Ce qui importe plus que de savoir à quel système se doivent rattacher les théories de M. Saint-Georges Mivart, c’est de savoir si elles sont acceptables. Je crains fort qu’elles ne soient pas généralement jugées telles. Le sens scientifique de l’auteur ne paraît pas s’étendre jusqu’à la psychologie, c’est du moins l’opinion que m’a donnée la lecture de son livre. Je vais tâcher d’exposer brièvement mais aussi exactement que possible ses principales idées.
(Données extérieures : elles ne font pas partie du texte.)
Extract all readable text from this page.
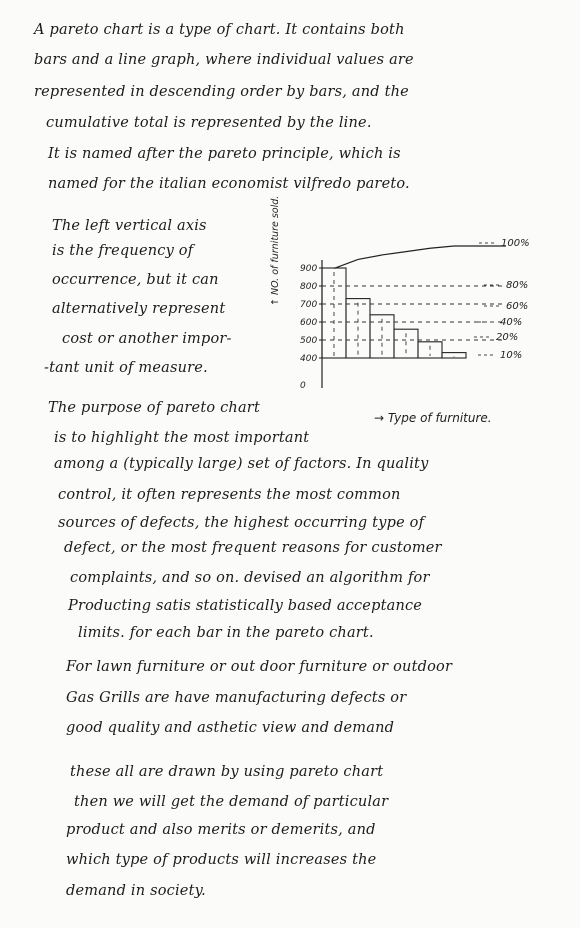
A pareto chart is a type of chart. It contains both
bars and a line graph, where individual values are
represented in descending order by bars, and the
cumulative total is represented by the line.
It is named after the pareto principle, which is
named for the italian economist vilfredo pareto.
The left vertical axis
is the frequency of
occurrence, but it can
alternatively represent
cost or another impor-
-tant unit of measure.
↑ NO. of furniture sold. 900
800
700
600
500
400
0
100%
80%
60%
40%
20%
10%
→ Type of furniture.
The purpose of pareto chart
is to highlight the most important
among a (typically large) set of factors. In quality
control, it often represents the most common
sources of defects, the highest occurring type of
defect, or the most frequent reasons for customer
complaints, and so on. devised an algorithm for
Producting satis statistically based acceptance
limits. for each bar in the pareto chart.
For lawn furniture or out door furniture or outdoor
Gas Grills are have manufacturing defects or
good quality and asthetic view and demand
these all are drawn by using pareto chart
then we will get the demand of particular
product and also merits or demerits, and
which type of products will increases the
demand in society.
La conscience est pour M. Mivart un fait d’une importance capitale ; il distingue les phénomènes de conscience de l’activité automatique de l’esprit, sans d’ailleurs indiquer toutes les difficultés de cette séparation, et les groupe pour ainsi dire autour de deux principes distincts.

« Nous avons, dit-il, conscience de nos activités mentales, surtout de celles que nous exerçons délibérément. Quand nous voulons examiner ce que nous pensons, nous savons bien que nous pouvons avoir conscience de nos pensées. Quand nous sommes certains de quelque chose, nous pouvons être certains que nous avons cette certitude. En règle générale, nous avons conscience de nos actes, et nous sommes toujours conscients de ce que nous examinons avec attention, et surtout de ces actes par lesquels nous examinons nos actes mentaux avec attention. »
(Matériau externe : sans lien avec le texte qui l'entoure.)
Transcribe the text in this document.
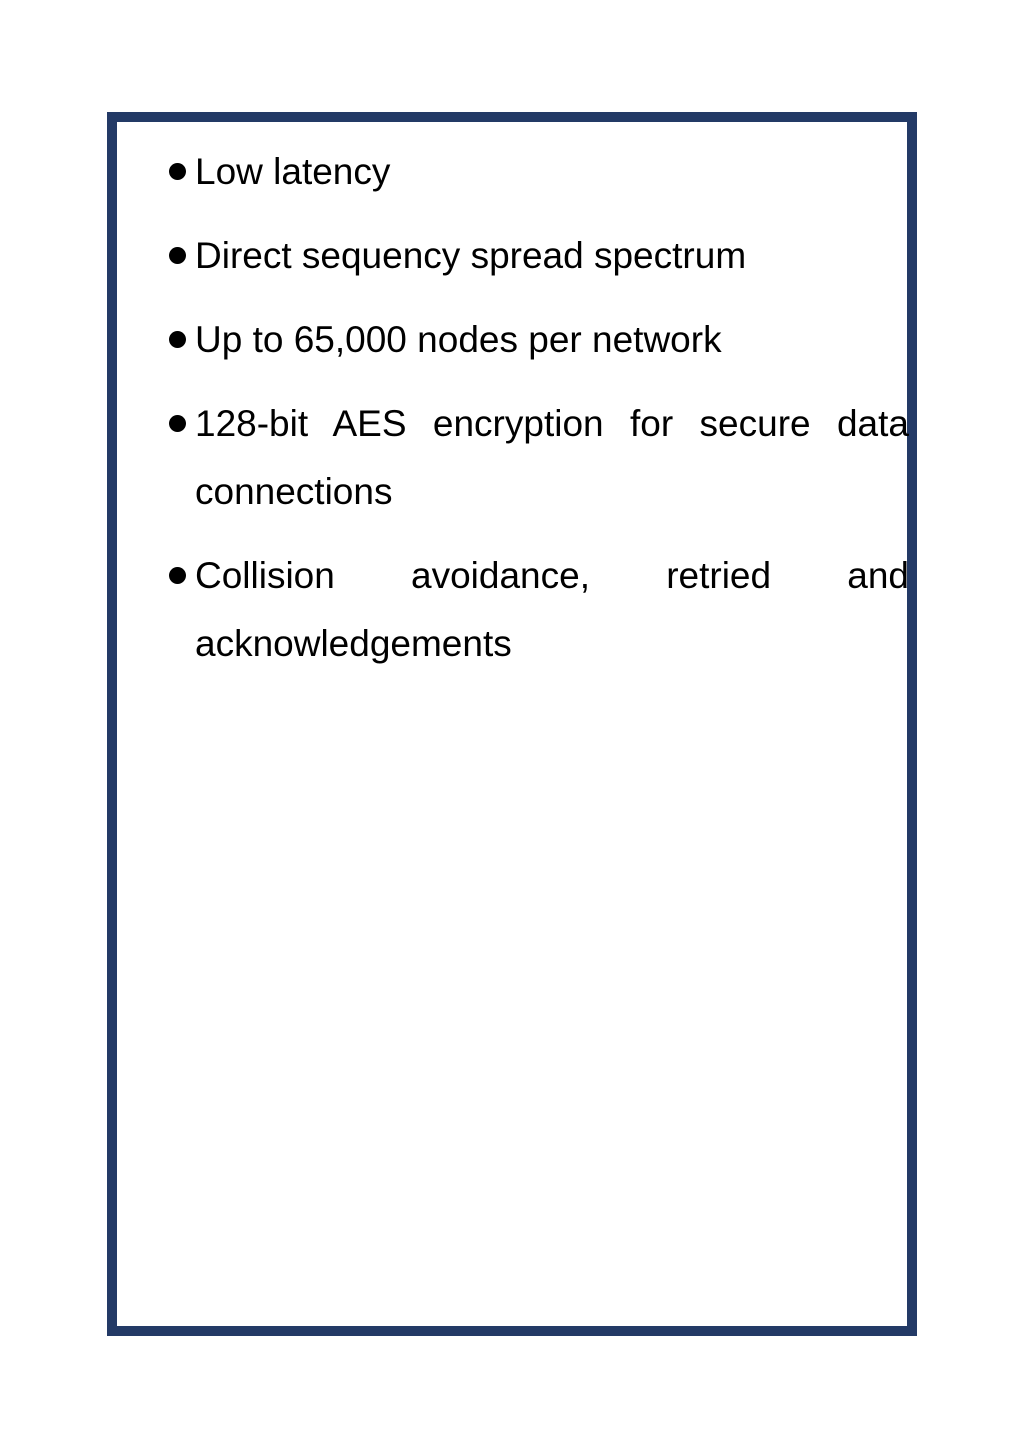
Low latency
Direct sequency spread spectrum
Up to 65,000 nodes per network
128-bit AES encryption for secure data connections
Collision avoidance, retried and
acknowledgements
Cette conscience, évidemment, ne s’étend pas à tout ce qui se passe en nous. M. Mivart signale les faits d’activité inconsciente et il ajoute : « ces faits, avec d’autres que je signalerai plus tard, me montrent que j’ai deux ordres de facultés mentales : un ordre d’actes supérieurs, intellectuels et plus ou moins volontaires, et un ordre d’actes inférieurs, sensibles et plus ou moins automatiques », et la question se pose naturellement, de savoir si, ayant deux ordres de facultés mentales, nous avons « une faculté inférieure centrale (pour ainsi parler) qui peut correspondre à cette faculté supérieure centrale que nous appelons conscience ?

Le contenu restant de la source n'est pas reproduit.